Hanuman merasa puas setelah menyaksikan bukti kesaktiannya, lalu mendekatinya
dan menyampaikan bukti kesetiannya, lalu mendekatinya dan menyampaikan kabar
tentang Rama; sambil menerangkan tugas yang dibebankan kepadanya. Dengan
menunjukkan sebuah cincin yang dititipkan kepadanya ia berhasil melenyapkan
rasa curiga Sita yang mengira akan terjebak oleh suatu tipu muslihat dari pihak
Rawana. Ia menitipkan sepucuk surat untuk Rama bersama butir manikam. Setelah
menunaikan tugasnya, Hanuman meninggalkan dan mulai menghancurkan pohon-pohon
di taman.”
b.

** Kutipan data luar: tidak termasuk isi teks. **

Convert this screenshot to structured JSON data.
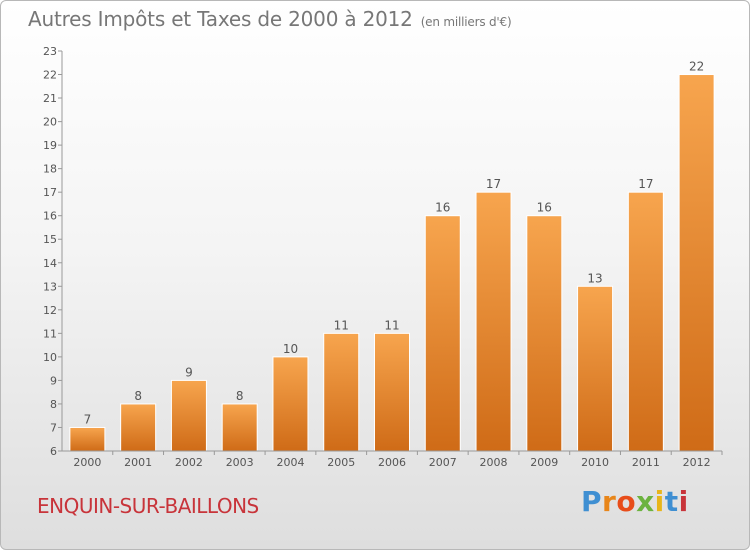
{
  "title": "Autres Impôts et Taxes de 2000 à 2012",
  "subtitle": "(en milliers d'€)",
  "commune": "ENQUIN-SUR-BAILLONS",
  "logo": {
    "p": "P",
    "r": "r",
    "o": "o",
    "x": "x",
    "i1": "i",
    "t": "t",
    "i2": "i"
  },
  "chart_data": {
    "type": "bar",
    "title": "Autres Impôts et Taxes de 2000 à 2012",
    "subtitle": "(en milliers d'€)",
    "categories": [
      "2000",
      "2001",
      "2002",
      "2003",
      "2004",
      "2005",
      "2006",
      "2007",
      "2008",
      "2009",
      "2010",
      "2011",
      "2012"
    ],
    "values": [
      7,
      8,
      9,
      8,
      10,
      11,
      11,
      16,
      17,
      16,
      13,
      17,
      22
    ],
    "ylim": [
      6,
      23
    ],
    "yticks": [
      6,
      7,
      8,
      9,
      10,
      11,
      12,
      13,
      14,
      15,
      16,
      17,
      18,
      19,
      20,
      21,
      22,
      23
    ],
    "grid": false,
    "colors": {
      "bar_light": "#f7a54e",
      "bar_dark": "#cf6b17",
      "axis": "#999999",
      "label": "#555555"
    }
  }
}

Motif Penyamaran dalam
cerita Bawang merah bawang putih
Dalam cerita ini terdapat motif
penyamaran, seperti ketika sang dewa menyamar menjadi ikan emas yang selalu
membantu bawang putih. Seperti dalam kutipan berikut ini :
“Suatu ketika ia mendapati seekor ikan
menggelepar-gelepar diataas tanah dekat tepian sungai, rupanya ikan itu jatuh
dari jala pencari ikan tanpa diketahui si penjala ikan.

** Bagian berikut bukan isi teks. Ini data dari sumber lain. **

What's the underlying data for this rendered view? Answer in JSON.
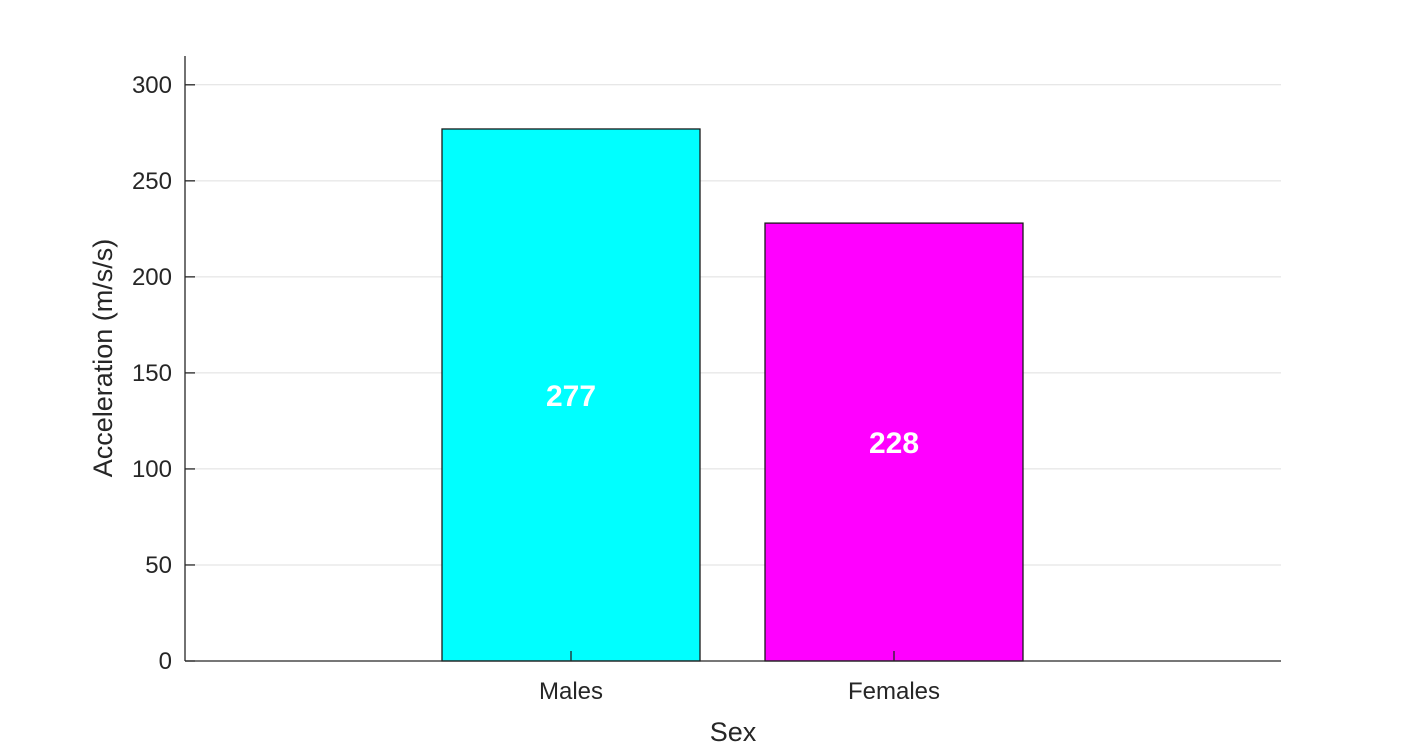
{
  "chart_data": {
    "type": "bar",
    "title": "",
    "xlabel": "Sex",
    "ylabel": "Acceleration (m/s/s)",
    "categories": [
      "Males",
      "Females"
    ],
    "values": [
      277,
      228
    ],
    "data_labels": [
      "277",
      "228"
    ],
    "bar_colors": [
      "#00ffff",
      "#ff00ff"
    ],
    "ylim": [
      0,
      315
    ],
    "yticks": [
      0,
      50,
      100,
      150,
      200,
      250,
      300
    ],
    "ytick_labels": [
      "0",
      "50",
      "100",
      "150",
      "200",
      "250",
      "300"
    ],
    "grid": "horizontal",
    "legend": "none"
  }
}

“Kasihan kau ikan!” bisik bawang putih sambil
membungkuk.
Bawang putih memungutnya dan dengan hati-hati ia
memasukkannya ke dalam air sungai. Sang ikan menatapnya dengn pandangan
berterimakasih, kemudian menyelam kedasar sungai. Sesaat kemudian ikan itu
menyembul keluar dan mengeluarkan suara, “Terimakasih Bawang putih, karena
mengasihi sesame makhluk dan telah menolongku maka aku juga akan membantu
kesulitanmu.
“Hai kau bisa bicara ikan?”
“Benar! Sesungguhnya aku adalah ikan jelmaan Dewa”

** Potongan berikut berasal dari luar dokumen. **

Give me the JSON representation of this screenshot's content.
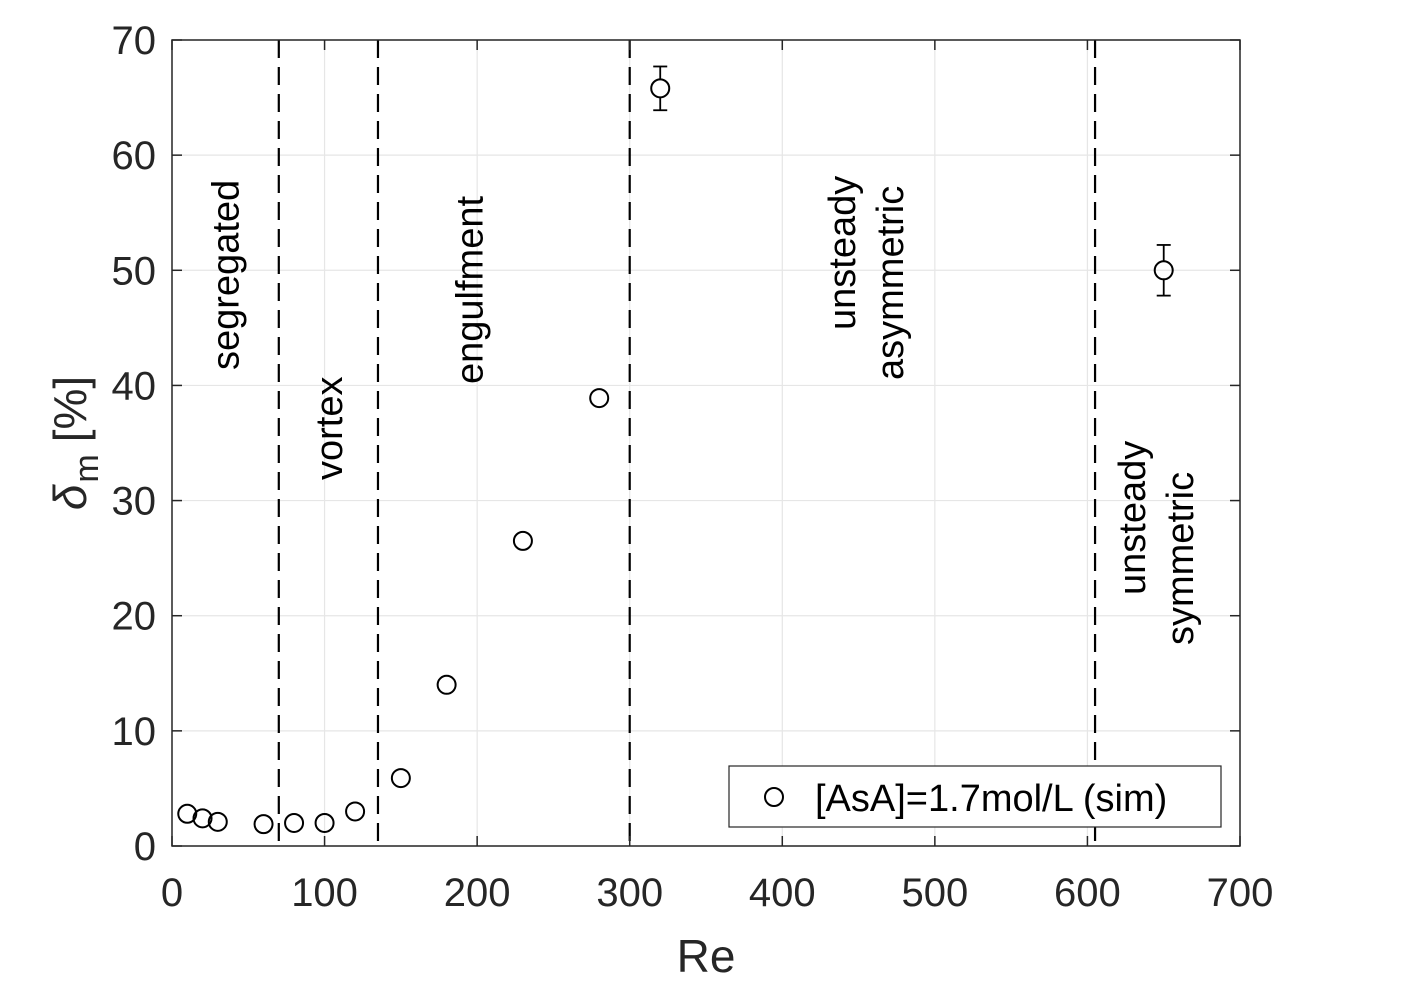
{
  "chart_data": {
    "type": "scatter",
    "xlabel": "Re",
    "ylabel_symbol": "δ",
    "ylabel_subscript": "m",
    "ylabel_unit": "[%]",
    "xlim": [
      0,
      700
    ],
    "ylim": [
      0,
      70
    ],
    "xticks": [
      0,
      100,
      200,
      300,
      400,
      500,
      600,
      700
    ],
    "yticks": [
      0,
      10,
      20,
      30,
      40,
      50,
      60,
      70
    ],
    "grid": true,
    "legend_position": "bottom-right",
    "series": [
      {
        "name": "[AsA]=1.7mol/L (sim)",
        "marker": "open-circle",
        "color": "#000000",
        "points": [
          {
            "x": 10,
            "y": 2.8
          },
          {
            "x": 20,
            "y": 2.4
          },
          {
            "x": 30,
            "y": 2.1
          },
          {
            "x": 60,
            "y": 1.9
          },
          {
            "x": 80,
            "y": 2.0
          },
          {
            "x": 100,
            "y": 2.0
          },
          {
            "x": 120,
            "y": 3.0
          },
          {
            "x": 150,
            "y": 5.9
          },
          {
            "x": 180,
            "y": 14.0
          },
          {
            "x": 230,
            "y": 26.5
          },
          {
            "x": 280,
            "y": 38.9
          },
          {
            "x": 320,
            "y": 65.8,
            "err": 1.9
          },
          {
            "x": 650,
            "y": 50.0,
            "err": 2.2
          }
        ]
      }
    ],
    "boundaries": [
      70,
      135,
      300,
      605
    ],
    "regimes": [
      {
        "lines": [
          "segregated"
        ],
        "x": 35
      },
      {
        "lines": [
          "vortex"
        ],
        "x": 103
      },
      {
        "lines": [
          "engulfment"
        ],
        "x": 195
      },
      {
        "lines": [
          "unsteady",
          "asymmetric"
        ],
        "x": 455
      },
      {
        "lines": [
          "unsteady",
          "symmetric"
        ],
        "x": 645
      }
    ]
  }
}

“Oh…maafkan hamba Dewa..!”
“Tidak mengapa…sekarang masukkan cucianmu kedalam
air.” Pinta ikan aneh itu.
Bawang putih memasukkan pakaian-pakaian kotor itu
kedalam air. Ikan itu menyelam kembali ke dasar sungai. Begitu Bawang Putih
mengangkat pakaiannya seketika pakaian-pakaian itu sudah bersih sekali.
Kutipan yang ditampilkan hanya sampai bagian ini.